I also work for an IT contractor, although fairly small so I can go smack the sales guys on the head a few doors over as needed. I go for option B/E all the time. In my view, IT is kind of like a a bottomless pit you throw money into. You can throw more and more, but there is ALWAYS something else you can do. There's always an extra backup system you can add, an extra redundancy, an user experience you can improve, etc. But businesses have finite IT budgets, and all the slick sales guys in the world won't change that. So seeing as how there's a practically infinite opportunities to spend IT money in an organization that will have tangible benefits, I don't see the point in letting the sales guys get away with wasting their money. If I feel its a waste, I tell them that, and point out 2 or 3 things to them and the sales guys that should be higher priority. In my experience, the sales guys in IT are some of the most easily influenced by other salesmen I've ever met. A vendor comes through, gives a demonstration of their network appliance or software package of the week, tells them how all their customers will be knocking down the door to give them their money to buy it, and uses every tired old pitch technique in the book. The same techniques the sales guys use on their customers every day. And they buy it hook, line, and sinker. They go out and tell all their customers they have to have X, even when they themselves don't really understand what it does, but the vendors salesman told them so. Someone needs to inject some reality into the situation, or you wind up with a customer that has spent their entire budget on the latest buzzwords and their basic IT infrastructure is a disaster. Whether we spent their IT money on buzzwords, or we spent their IT money on things they needed, we still got their money. But one way leads to the customer saying at the end of the year "We spent $x on IT with you guys, and we still have tons of problems! Our PC's crash, our network is slow, our backups don't work, wtf?" and the other way leads to building a long term relationship with the customer that will keep them as our customer.

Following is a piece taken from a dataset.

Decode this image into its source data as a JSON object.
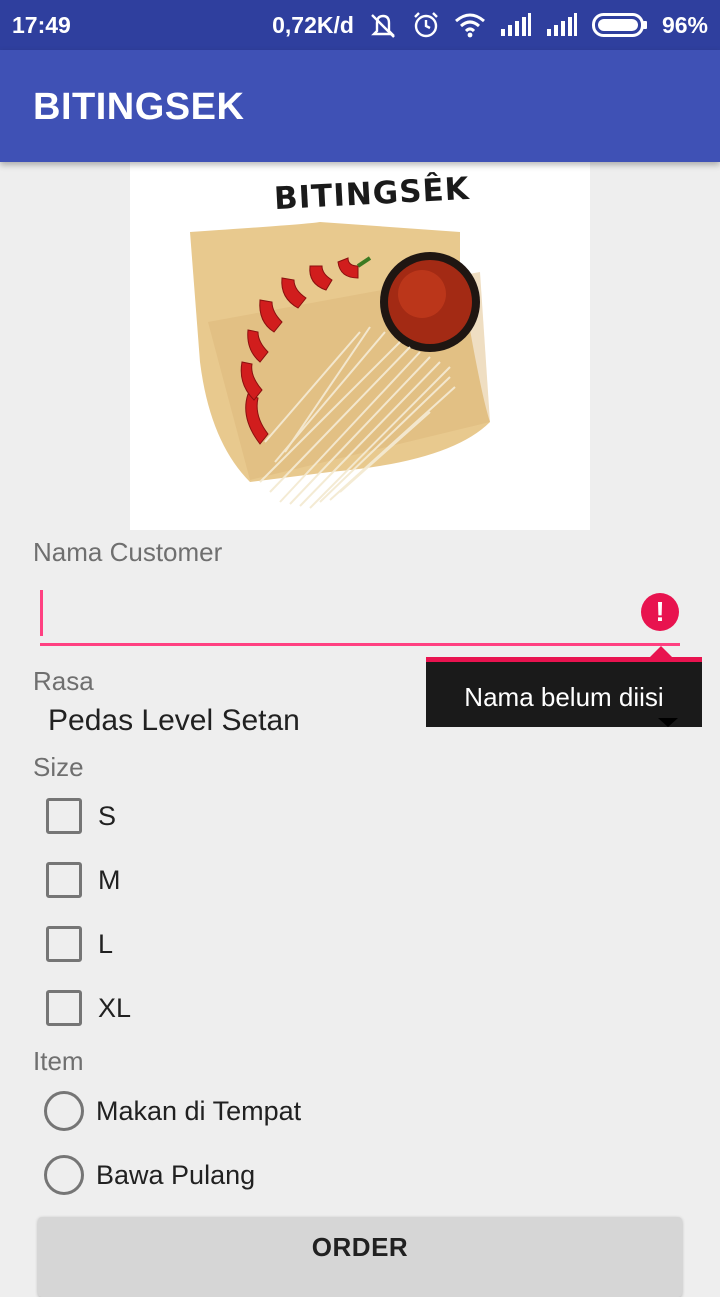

Uncontrolled greed is the enemy of IT contracting in my mind. We are all in business to make money, but wanting to make money and being blinded by greed are very different. If every time you went to the doctor, he tried to sell you some new wonder drug you can only get from him, the first you might be inclined to believe him, after all he is the doctor, he knows more about medicine then you do. So you would buy it, and the doctor would make extra money. But when the medicine didn't make you feel better, and everytime you went back he wanted to sell you a new, different wonder drug, that THIS time would solve all your problems, pretty quickly you would find a new doctor. Next thing you know, the practice that doctor has built up over a decade is gone. The same thing for IT. Most of our customers don't know what they have, they don't understand it, they don't know what they need. They rely on us to tell them. But if we tell them lies, we will make a lot of money in the short term, but eventually they will get tired of shoveling money at us and seeing no results.
Besides, is helping some sleazebag salesman make an extra $1000 in commission (that he would not share with you even if he saw you laying half dead in the gutter) worth your professional ethics?